– Насвистелся, служилый? Имечко мне скажешь, или, допустим, захочешь в штаны накласть?

И тут не робкий Филипп Прокопьевич, повоевавший на трех фронтах, горевший в танке под Прохоровкой, четырежды раненый, причем один раз настолько серьезно, что врачи не верили, что выкарабкается, дал слабину. Лучше на «Тигра» в чистом поле в лобовую атаку идти, чем с этой старухой связываться. Прищелкнет пальцами и действительно в штаны наложишь, и голый три раза вокруг горкома обежишь, и портрет вождя сожжешь при стечении народа. К черту эти подписки!

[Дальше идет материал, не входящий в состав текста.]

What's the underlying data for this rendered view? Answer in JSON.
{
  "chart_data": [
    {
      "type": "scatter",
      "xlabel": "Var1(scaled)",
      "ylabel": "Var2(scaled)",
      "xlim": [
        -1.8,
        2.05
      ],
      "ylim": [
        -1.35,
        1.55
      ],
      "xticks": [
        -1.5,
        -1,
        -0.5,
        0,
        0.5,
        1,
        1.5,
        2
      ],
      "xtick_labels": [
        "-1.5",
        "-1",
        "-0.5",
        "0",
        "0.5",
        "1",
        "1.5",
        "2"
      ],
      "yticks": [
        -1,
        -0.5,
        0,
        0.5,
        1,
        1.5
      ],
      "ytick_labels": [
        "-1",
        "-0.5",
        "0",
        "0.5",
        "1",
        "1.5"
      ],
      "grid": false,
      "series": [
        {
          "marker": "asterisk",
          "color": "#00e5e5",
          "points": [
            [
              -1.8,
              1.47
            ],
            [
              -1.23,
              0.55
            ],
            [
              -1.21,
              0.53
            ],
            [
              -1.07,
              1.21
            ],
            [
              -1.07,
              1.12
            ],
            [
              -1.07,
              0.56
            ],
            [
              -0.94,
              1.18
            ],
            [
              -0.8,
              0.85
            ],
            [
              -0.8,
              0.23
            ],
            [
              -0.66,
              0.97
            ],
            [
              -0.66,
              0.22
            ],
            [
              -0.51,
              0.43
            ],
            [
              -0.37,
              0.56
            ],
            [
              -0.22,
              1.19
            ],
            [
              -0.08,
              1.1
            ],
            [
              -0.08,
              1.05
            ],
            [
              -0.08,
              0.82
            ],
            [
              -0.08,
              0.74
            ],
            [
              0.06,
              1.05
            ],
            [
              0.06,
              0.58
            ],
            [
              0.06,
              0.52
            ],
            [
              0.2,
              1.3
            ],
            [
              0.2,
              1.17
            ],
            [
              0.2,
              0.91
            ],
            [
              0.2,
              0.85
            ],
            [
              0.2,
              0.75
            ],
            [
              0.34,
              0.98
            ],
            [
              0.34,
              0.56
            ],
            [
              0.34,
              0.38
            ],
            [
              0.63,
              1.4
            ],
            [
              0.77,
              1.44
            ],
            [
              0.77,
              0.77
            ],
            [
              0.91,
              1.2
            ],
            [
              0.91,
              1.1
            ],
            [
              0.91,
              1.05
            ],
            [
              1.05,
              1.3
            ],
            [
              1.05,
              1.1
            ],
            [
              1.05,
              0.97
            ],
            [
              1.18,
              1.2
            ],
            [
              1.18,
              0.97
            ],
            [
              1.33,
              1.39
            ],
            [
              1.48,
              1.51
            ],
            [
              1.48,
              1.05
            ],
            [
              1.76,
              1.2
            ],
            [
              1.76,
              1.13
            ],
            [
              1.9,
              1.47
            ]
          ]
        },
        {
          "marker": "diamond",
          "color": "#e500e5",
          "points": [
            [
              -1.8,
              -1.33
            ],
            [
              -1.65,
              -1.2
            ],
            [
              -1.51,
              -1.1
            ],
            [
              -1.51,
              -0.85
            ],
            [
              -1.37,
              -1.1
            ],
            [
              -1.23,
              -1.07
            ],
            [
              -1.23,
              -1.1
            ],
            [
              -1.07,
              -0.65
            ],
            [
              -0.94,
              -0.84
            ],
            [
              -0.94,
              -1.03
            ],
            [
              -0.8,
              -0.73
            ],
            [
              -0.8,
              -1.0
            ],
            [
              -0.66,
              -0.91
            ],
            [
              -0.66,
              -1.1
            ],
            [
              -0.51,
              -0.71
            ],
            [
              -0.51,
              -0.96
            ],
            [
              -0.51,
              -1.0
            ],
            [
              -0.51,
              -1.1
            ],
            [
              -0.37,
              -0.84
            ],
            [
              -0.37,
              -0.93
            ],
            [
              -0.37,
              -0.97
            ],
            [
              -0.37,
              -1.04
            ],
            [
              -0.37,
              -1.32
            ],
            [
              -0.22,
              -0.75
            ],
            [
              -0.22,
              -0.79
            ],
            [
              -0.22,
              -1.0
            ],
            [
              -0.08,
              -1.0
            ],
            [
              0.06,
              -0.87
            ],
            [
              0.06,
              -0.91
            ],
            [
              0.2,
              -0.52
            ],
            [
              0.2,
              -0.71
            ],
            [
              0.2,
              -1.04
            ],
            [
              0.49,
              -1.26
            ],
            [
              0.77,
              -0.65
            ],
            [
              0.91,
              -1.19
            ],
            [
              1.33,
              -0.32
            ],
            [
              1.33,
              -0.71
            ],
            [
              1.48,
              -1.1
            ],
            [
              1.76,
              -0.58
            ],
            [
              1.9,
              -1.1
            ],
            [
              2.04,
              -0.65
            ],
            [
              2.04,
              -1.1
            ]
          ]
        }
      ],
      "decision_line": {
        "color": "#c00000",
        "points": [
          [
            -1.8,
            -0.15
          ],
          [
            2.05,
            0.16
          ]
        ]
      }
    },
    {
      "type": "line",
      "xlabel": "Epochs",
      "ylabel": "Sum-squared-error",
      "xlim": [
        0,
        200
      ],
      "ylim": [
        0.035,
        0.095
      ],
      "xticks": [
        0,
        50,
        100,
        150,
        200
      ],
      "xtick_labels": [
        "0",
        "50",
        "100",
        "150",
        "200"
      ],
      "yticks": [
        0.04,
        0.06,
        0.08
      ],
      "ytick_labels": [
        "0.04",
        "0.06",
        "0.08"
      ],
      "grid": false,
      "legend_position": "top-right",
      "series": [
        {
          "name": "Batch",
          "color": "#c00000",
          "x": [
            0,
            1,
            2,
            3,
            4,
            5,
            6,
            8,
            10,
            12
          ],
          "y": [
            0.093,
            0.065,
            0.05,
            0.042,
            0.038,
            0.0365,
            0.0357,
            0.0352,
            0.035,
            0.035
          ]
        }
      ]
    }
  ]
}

– Минуточку, гражданочка, – миролюбиво сказал он, тяжело поднимаясь с пола и отряхиваясь. – Сейчас я предоставлю все необходимые сведения.

Старуха невозмутимо опустилась на стул, а хозяин кабинета бросился к шкафу и зашуршал бумагами.

– Вот, гражданочка, – первый секретарь победно шлепнул на стол газету «Правда». – Вот, – он потыкал заскорузлым пальцем в большую, на четверть разворота, групповую фотографию, – во втором ряду, пятый слева. Этот самый товарищ и есть. Очень, очень ответственный и облеченный большим доверием. На самом верху, так сказать, облеченный.

– Ишь ты, – старуха склонилась над газетой. – Да точно ли он, служилый?

– Точнее некуда. А зовут его… – Филипп Прокопьевич, боязливо оглянувшись, прошептал старухе на ухо имя ответственного товарища.

Старуха кивнула, встала, упрятала куда-то в недра телогрейки газету. Ухватила со стола стакан с водкой и залихватски выпила, не поморщившись.

У первого секретаря глаза сделались совсем круглыми.

– Спасибо, служилый, уважил, – коротко поклонилась гостья, – а бражку не пей на службе. Иначе донесут на тебя вскорости. Снимут за пьянство. Из секты вашей исключат и пропадет твоя головушка. Понял ли?

Филипп Прокопьевич молча кивнул.

– Вот и славно. Прощевай тогда, служилый.

Дверь за старухой беззвучно закрылась. Первый секретарь утер холодный пот со лба и упрятал бутылку поглубже в стол. Очень хотелось перекреститься, но было стыдно дисциплинированным стыдом партийного работника.

На улице бушевал май. Он щедро разбрызгивал изумрудную зелень по оттаявшим веткам, жмурился на солнце сонным прищуром тощих облезлых уличных котов, вспархивал облачками теплой дорожной пыли из-под ног редких прохожих.

Таисия шла и поглядывала по сторонам. В Бердске бывать ей приходилось нечасто. Почитай одиннадцать лет как не выбиралась – и то нужда погнала. Изменился город. Дымят кирпичные трубы. Вот, на месте сгоревшей купеческой лавки, свежеотстроенный магазин, а рядом клуб: ветерок лениво колышет красное тяжелое полотнище над крыльцом, на двери амбарный замок. Откуда-то со стороны «чугунки» доносится протяжный певучий паровозный гудок. Идет жизнь.

Деревянные домишки, жмущиеся к дороге, время военное не пощадило. Ставни у замызганных окошек покосились через одну, крыши худые, палисадники пообветшали, почернели от времени, дождя и снега.

Улица с разбега ткнулась в базарную площадь. Здесь торговали в основном прошлогодней картошкой, соленьями, желтым залежалым салом, засахаренным мёдом. Ну и одёжка ношеная, латанная-перелатанная тоже на продажу имелась. Между рядами бродили редкие покупатели, да все больше приценивались и любопытствовали.

Скрипучий потрепанный грузовичок «Студебеккер» догнал Таисию уже на выезде из города. Водитель – веселый молодой парень в лихо заломленной кепке распахнул пассажирскую дверь.

– Тебе куда, мамаша?!

– А по пути нам, – заметила старуха, без всякого стеснения забираясь в кабину.

– А ты откуда знаешь куда я еду?

– Чего тут знать-то? В Тюменькино. Везешь кой-чего для сельмага. Ну так и мне в ту сторону, однако.